Sur l'un de ces récipients de 7,4 cm de haut, les motifs d'hommes et de femmes en pleine action sont clairement visibles. Sur l'autre, on distingue probablement des grappes de raisin parmi des sarments et des feuilles de vigne.

Peut-être y mettaient-ils le vin et la mélasse produits à partir des raisins de Pergame.

Ces récipients en céramique datent de la seconde moitié du IIe siècle av. J.-C.

L'époque la plus glorieuse de la cité de Pergame !

Il se trouve que les autorités de l'État allemand, toujours à l'affût, se sont emparées de ces magnifiques récipients, utilisés probablement par des nobles à l'époque, dès qu'ils les ont vus.

Les responsables du Musée/Prison de Berlin les ont achetés en 1966 à Francfort-sur-le-Main auprès d'un trafiquant qui les avait volés (!) à Pergame.

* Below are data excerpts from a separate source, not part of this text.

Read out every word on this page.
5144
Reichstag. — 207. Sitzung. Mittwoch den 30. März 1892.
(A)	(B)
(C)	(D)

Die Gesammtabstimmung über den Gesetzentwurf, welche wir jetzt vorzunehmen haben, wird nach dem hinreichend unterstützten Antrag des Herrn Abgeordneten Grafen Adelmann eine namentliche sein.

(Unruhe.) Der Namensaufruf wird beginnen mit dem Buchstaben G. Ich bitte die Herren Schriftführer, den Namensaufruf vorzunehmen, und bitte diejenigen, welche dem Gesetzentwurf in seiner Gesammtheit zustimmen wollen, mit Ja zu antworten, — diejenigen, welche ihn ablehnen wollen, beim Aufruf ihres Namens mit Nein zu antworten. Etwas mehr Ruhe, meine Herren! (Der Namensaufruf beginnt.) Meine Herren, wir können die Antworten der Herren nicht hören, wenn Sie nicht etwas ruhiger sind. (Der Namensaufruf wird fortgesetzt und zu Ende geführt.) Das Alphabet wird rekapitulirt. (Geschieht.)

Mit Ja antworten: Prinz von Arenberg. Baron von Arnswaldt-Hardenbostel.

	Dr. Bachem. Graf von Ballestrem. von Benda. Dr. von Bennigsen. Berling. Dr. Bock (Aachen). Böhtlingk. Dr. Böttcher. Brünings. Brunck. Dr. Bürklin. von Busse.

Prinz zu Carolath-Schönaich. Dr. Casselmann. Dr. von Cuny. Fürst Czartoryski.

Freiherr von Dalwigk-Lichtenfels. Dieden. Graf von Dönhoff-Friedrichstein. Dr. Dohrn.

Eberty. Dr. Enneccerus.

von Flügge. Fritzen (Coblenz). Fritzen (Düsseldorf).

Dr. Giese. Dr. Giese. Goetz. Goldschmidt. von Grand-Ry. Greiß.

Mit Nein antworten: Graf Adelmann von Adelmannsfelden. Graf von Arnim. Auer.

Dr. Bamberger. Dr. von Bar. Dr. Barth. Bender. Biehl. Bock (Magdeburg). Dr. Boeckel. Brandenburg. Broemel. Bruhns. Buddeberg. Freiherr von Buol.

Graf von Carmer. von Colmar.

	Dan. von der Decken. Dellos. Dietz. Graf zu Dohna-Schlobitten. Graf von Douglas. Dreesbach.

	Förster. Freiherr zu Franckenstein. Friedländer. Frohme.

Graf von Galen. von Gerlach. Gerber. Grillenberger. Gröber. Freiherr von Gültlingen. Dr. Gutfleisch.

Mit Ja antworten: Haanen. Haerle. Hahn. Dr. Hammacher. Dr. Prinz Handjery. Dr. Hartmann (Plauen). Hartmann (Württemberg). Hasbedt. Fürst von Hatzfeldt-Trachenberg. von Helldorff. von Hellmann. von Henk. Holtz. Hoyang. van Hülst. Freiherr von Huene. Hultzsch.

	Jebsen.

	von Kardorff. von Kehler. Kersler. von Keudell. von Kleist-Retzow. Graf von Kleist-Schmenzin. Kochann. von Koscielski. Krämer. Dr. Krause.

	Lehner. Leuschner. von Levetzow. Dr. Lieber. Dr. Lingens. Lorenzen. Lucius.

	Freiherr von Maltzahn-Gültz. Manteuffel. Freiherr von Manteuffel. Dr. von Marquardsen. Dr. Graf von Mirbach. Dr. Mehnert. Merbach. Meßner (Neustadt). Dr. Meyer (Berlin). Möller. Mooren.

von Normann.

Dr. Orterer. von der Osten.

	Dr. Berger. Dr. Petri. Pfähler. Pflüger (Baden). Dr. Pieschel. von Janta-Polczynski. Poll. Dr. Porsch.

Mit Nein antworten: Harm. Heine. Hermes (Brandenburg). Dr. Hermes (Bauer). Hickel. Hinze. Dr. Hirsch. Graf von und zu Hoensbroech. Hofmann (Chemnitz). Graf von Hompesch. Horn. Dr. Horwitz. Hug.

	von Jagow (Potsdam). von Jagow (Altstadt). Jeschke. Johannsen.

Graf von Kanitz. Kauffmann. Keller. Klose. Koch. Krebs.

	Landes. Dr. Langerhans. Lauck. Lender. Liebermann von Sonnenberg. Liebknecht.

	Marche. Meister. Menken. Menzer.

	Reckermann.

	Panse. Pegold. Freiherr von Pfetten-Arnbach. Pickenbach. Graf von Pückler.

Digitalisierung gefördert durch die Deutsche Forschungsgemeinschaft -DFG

Comme par hasard !

Et ce n'était pas il y a cent ans, mais tout récemment.

En sachant pertinemment qu'ils avaient été introduits en Allemagne à la suite d'un vol. 

Ils les ont intégrés à la collection d'œuvres volées que le Musée/Prison qualifie d'« antiquités », sous le numéro de code « İden 1966.11 ».

Après le pillage massif de l'Autel de Zeus au XIXe siècle, ils ont continué à collecter des œuvres volées, même en 1966.

L'idée de les restituer à leur lieu d'origine, à la Turquie, à Pergame, ne leur a jamais « effleuré l'esprit ».

Ils ont prétendu les protéger.

Comment un objet ou une œuvre obtenu par le vol, alors que son propriétaire est connu, peut-il ne pas être restitué et être mis dans la poche ? En disant : « C'est à moi, je le protège ».

Quelle curiosité ils ont pour s'approprier les valeurs d'autrui, les produits du vol.

De plus, en les qualifiant de « Patrimoine culturel prussien » (l'ancien nom de l'Allemagne), ils ont rendu cette absurdité comique. 

Ou alors, ils ont avoué leur crime !

Quel est ce développement, quelle est cette culture avancée ?

Les grands hommes de culture allemands, les Mozart, Beethoven, Goethe, Marx, doivent se retourner dans leur tombe face à une telle goujaterie. 

L'AUTEL DE ZEUS ET LES ŒUVRES DE PERGAME N'APPARTIENNENT PAS AU BERLIN FROID ET BRUMEUX, MAIS À LA BELLE PERGAME. ILS DOIVENT ABSOLUMENT REVENIR, RETOURNER CHEZ EUX.